Example 4. Purification of water from oil using cells of the strain Rhodococcus sp. LER-12 VKM AC-2626D

3.0 dm ^{3 of} tap water was added to a desiccator with a volume of 5.0 dm ³ , which had settled for one day at room temperature. 30000 mg of crude crude oil and 30.0 cm ^{3 of the} bacterial isolate of the strain Rhodococcus sp.LER-12 VKM Ac-2626D (as in Example 1) containing 1 · 10 ⁹ cells / cm ³ suspension are added to water. As a control, water is used in an amount of 3.0 dm ³ with the addition of 30,000 mg of oil and without introducing a microbial suspension of the bacterial isolate.

The experiment is carried out for 2 months, maintaining the water temperature in the range + 15- + 20 ° C.

The results obtained (Table 2) showed that in water, the destruction of oil under the influence of the strain Rhodococcus sp. LER-12 VKM Ac-2626D for 2 months amounted to 52.55%. The destruction in the control tank has not changed significantly.

Example 5. Purification of soil from oil using cells of strain Rhodococcus sp.
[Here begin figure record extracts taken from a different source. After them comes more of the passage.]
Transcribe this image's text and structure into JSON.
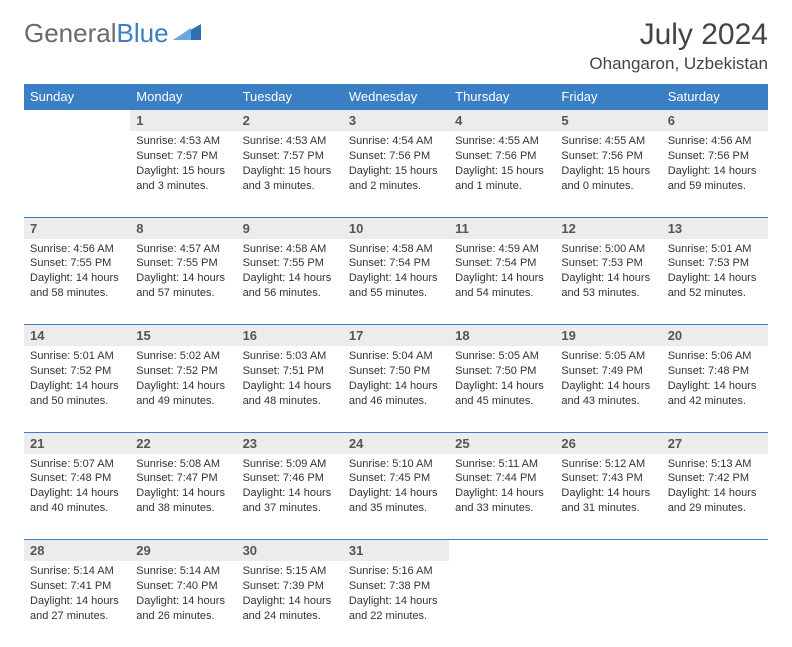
{
  "logo": {
    "text1": "General",
    "text2": "Blue"
  },
  "title": "July 2024",
  "location": "Ohangaron, Uzbekistan",
  "colors": {
    "header_bg": "#3a7fc4",
    "header_text": "#ffffff",
    "daynum_bg": "#ececec",
    "border": "#3a7fc4",
    "logo_gray": "#6a6a6a",
    "logo_blue": "#3a7fc4"
  },
  "day_headers": [
    "Sunday",
    "Monday",
    "Tuesday",
    "Wednesday",
    "Thursday",
    "Friday",
    "Saturday"
  ],
  "weeks": [
    [
      null,
      {
        "n": "1",
        "sr": "4:53 AM",
        "ss": "7:57 PM",
        "dl": "15 hours and 3 minutes."
      },
      {
        "n": "2",
        "sr": "4:53 AM",
        "ss": "7:57 PM",
        "dl": "15 hours and 3 minutes."
      },
      {
        "n": "3",
        "sr": "4:54 AM",
        "ss": "7:56 PM",
        "dl": "15 hours and 2 minutes."
      },
      {
        "n": "4",
        "sr": "4:55 AM",
        "ss": "7:56 PM",
        "dl": "15 hours and 1 minute."
      },
      {
        "n": "5",
        "sr": "4:55 AM",
        "ss": "7:56 PM",
        "dl": "15 hours and 0 minutes."
      },
      {
        "n": "6",
        "sr": "4:56 AM",
        "ss": "7:56 PM",
        "dl": "14 hours and 59 minutes."
      }
    ],
    [
      {
        "n": "7",
        "sr": "4:56 AM",
        "ss": "7:55 PM",
        "dl": "14 hours and 58 minutes."
      },
      {
        "n": "8",
        "sr": "4:57 AM",
        "ss": "7:55 PM",
        "dl": "14 hours and 57 minutes."
      },
      {
        "n": "9",
        "sr": "4:58 AM",
        "ss": "7:55 PM",
        "dl": "14 hours and 56 minutes."
      },
      {
        "n": "10",
        "sr": "4:58 AM",
        "ss": "7:54 PM",
        "dl": "14 hours and 55 minutes."
      },
      {
        "n": "11",
        "sr": "4:59 AM",
        "ss": "7:54 PM",
        "dl": "14 hours and 54 minutes."
      },
      {
        "n": "12",
        "sr": "5:00 AM",
        "ss": "7:53 PM",
        "dl": "14 hours and 53 minutes."
      },
      {
        "n": "13",
        "sr": "5:01 AM",
        "ss": "7:53 PM",
        "dl": "14 hours and 52 minutes."
      }
    ],
    [
      {
        "n": "14",
        "sr": "5:01 AM",
        "ss": "7:52 PM",
        "dl": "14 hours and 50 minutes."
      },
      {
        "n": "15",
        "sr": "5:02 AM",
        "ss": "7:52 PM",
        "dl": "14 hours and 49 minutes."
      },
      {
        "n": "16",
        "sr": "5:03 AM",
        "ss": "7:51 PM",
        "dl": "14 hours and 48 minutes."
      },
      {
        "n": "17",
        "sr": "5:04 AM",
        "ss": "7:50 PM",
        "dl": "14 hours and 46 minutes."
      },
      {
        "n": "18",
        "sr": "5:05 AM",
        "ss": "7:50 PM",
        "dl": "14 hours and 45 minutes."
      },
      {
        "n": "19",
        "sr": "5:05 AM",
        "ss": "7:49 PM",
        "dl": "14 hours and 43 minutes."
      },
      {
        "n": "20",
        "sr": "5:06 AM",
        "ss": "7:48 PM",
        "dl": "14 hours and 42 minutes."
      }
    ],
    [
      {
        "n": "21",
        "sr": "5:07 AM",
        "ss": "7:48 PM",
        "dl": "14 hours and 40 minutes."
      },
      {
        "n": "22",
        "sr": "5:08 AM",
        "ss": "7:47 PM",
        "dl": "14 hours and 38 minutes."
      },
      {
        "n": "23",
        "sr": "5:09 AM",
        "ss": "7:46 PM",
        "dl": "14 hours and 37 minutes."
      },
      {
        "n": "24",
        "sr": "5:10 AM",
        "ss": "7:45 PM",
        "dl": "14 hours and 35 minutes."
      },
      {
        "n": "25",
        "sr": "5:11 AM",
        "ss": "7:44 PM",
        "dl": "14 hours and 33 minutes."
      },
      {
        "n": "26",
        "sr": "5:12 AM",
        "ss": "7:43 PM",
        "dl": "14 hours and 31 minutes."
      },
      {
        "n": "27",
        "sr": "5:13 AM",
        "ss": "7:42 PM",
        "dl": "14 hours and 29 minutes."
      }
    ],
    [
      {
        "n": "28",
        "sr": "5:14 AM",
        "ss": "7:41 PM",
        "dl": "14 hours and 27 minutes."
      },
      {
        "n": "29",
        "sr": "5:14 AM",
        "ss": "7:40 PM",
        "dl": "14 hours and 26 minutes."
      },
      {
        "n": "30",
        "sr": "5:15 AM",
        "ss": "7:39 PM",
        "dl": "14 hours and 24 minutes."
      },
      {
        "n": "31",
        "sr": "5:16 AM",
        "ss": "7:38 PM",
        "dl": "14 hours and 22 minutes."
      },
      null,
      null,
      null
    ]
  ],
  "labels": {
    "sunrise": "Sunrise:",
    "sunset": "Sunset:",
    "daylight": "Daylight:"
  }
}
LER-12 VKM Ac-2626D

The ability of the strain Rhodococcus sp. LER-12 VKM Ac-2626D to activate the processes of oil degradation in permafrost soil are shown in the field experiment (table 3).
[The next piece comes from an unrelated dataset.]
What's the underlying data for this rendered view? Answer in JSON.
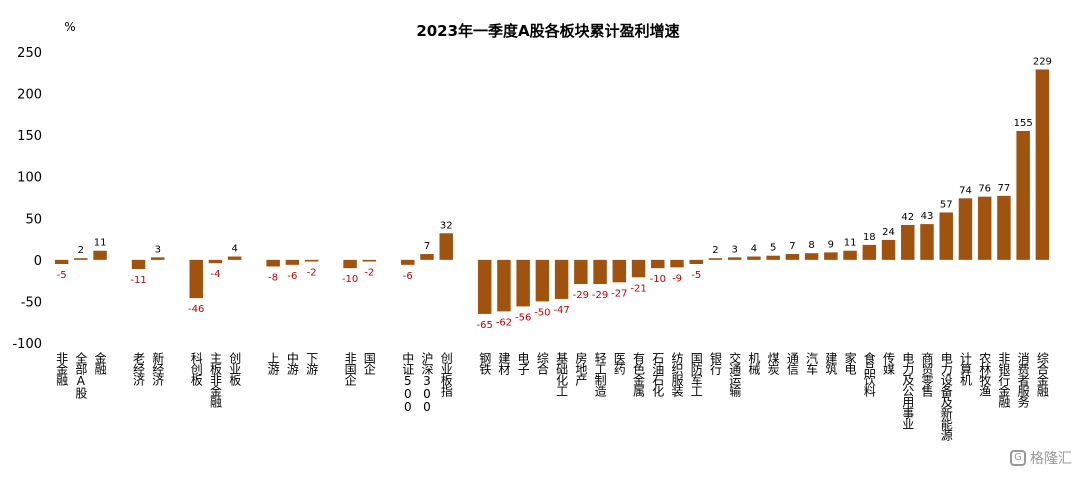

Biodegradation of oil in the soil during purification by the strain Rhodococcus sp. LER-12 VKM Ac-2626D is determined by the method of cold extraction in chloroform according to the method (10.RD 39-0147098-90 Instructions for monitoring the state of soils at the facilities of enterprises of the Ministry of Oil and Gas Industry).
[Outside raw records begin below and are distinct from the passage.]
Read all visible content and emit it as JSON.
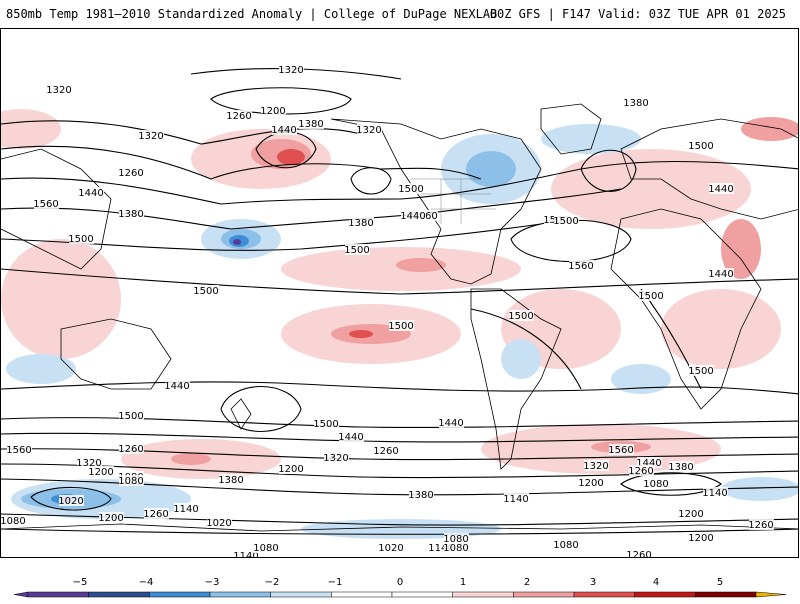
{
  "header": {
    "left_title": "850mb Temp 1981–2010 Standardized Anomaly | College of DuPage NEXLAB",
    "right_title": "00Z GFS | F147 Valid: 03Z TUE APR 01 2025"
  },
  "colors": {
    "neg5": "#5a3c96",
    "neg4": "#2a4d8f",
    "neg3": "#3c8fd6",
    "neg2": "#8cc0e8",
    "neg1": "#c8e0f4",
    "zero": "#ffffff",
    "pos1": "#f8d4d4",
    "pos2": "#f0a0a0",
    "pos3": "#e05050",
    "pos4": "#c01818",
    "pos5": "#800000",
    "over": "#f0b400",
    "coast": "#000000",
    "contour": "#000000"
  },
  "colorbar": {
    "ticks": [
      "−5",
      "−4",
      "−3",
      "−2",
      "−1",
      "0",
      "1",
      "2",
      "3",
      "4",
      "5"
    ]
  },
  "contour_labels": [
    "1320",
    "1320",
    "1200",
    "1260",
    "1440",
    "1380",
    "1320",
    "1380",
    "1500",
    "1440",
    "1320",
    "1260",
    "1440",
    "1380",
    "1500",
    "1560",
    "1500",
    "1560",
    "1500",
    "1380",
    "1440",
    "1500",
    "1500",
    "1560",
    "1440",
    "1500",
    "1500",
    "1500",
    "1500",
    "1500",
    "1440",
    "1500",
    "1440",
    "1560",
    "1260",
    "1320",
    "1200",
    "1080",
    "1020",
    "1260",
    "1200",
    "1080",
    "1140",
    "1020",
    "1080",
    "1200",
    "1320",
    "1260",
    "1380",
    "1440",
    "1500",
    "1380",
    "1140",
    "1080",
    "1020",
    "1140",
    "1080",
    "1080",
    "1200",
    "1260",
    "1320",
    "1440",
    "1560",
    "1260",
    "1380",
    "1200",
    "1080",
    "1140",
    "1200",
    "1260",
    "1140",
    "1080"
  ]
}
For 2 months, the degradation of oil pollution in the soil treated with a bacterial preparation based on the strain: Rhodococcus sp. LER-12 VKM Ac-26260 was 53.95%; in the control variant, natural losses of oil pollution amounted to 11.54% over the same period of time.

Thus, the advantage of the proposed strain is that it has a high utilizing ability with respect to both oil and oil products in a relatively short time (from 7 days to 2 months), in a wide temperature range from +4 to + 30 ° C , which can be used to clean soils and water from oil and oil products pollution (diesel fuel, motor oil, hydraulic oil, gas condensate).

Claims (1)

The bacterial strain Rhodococcus sp. BKM Ac-2626D - a destructor of oil and oil products.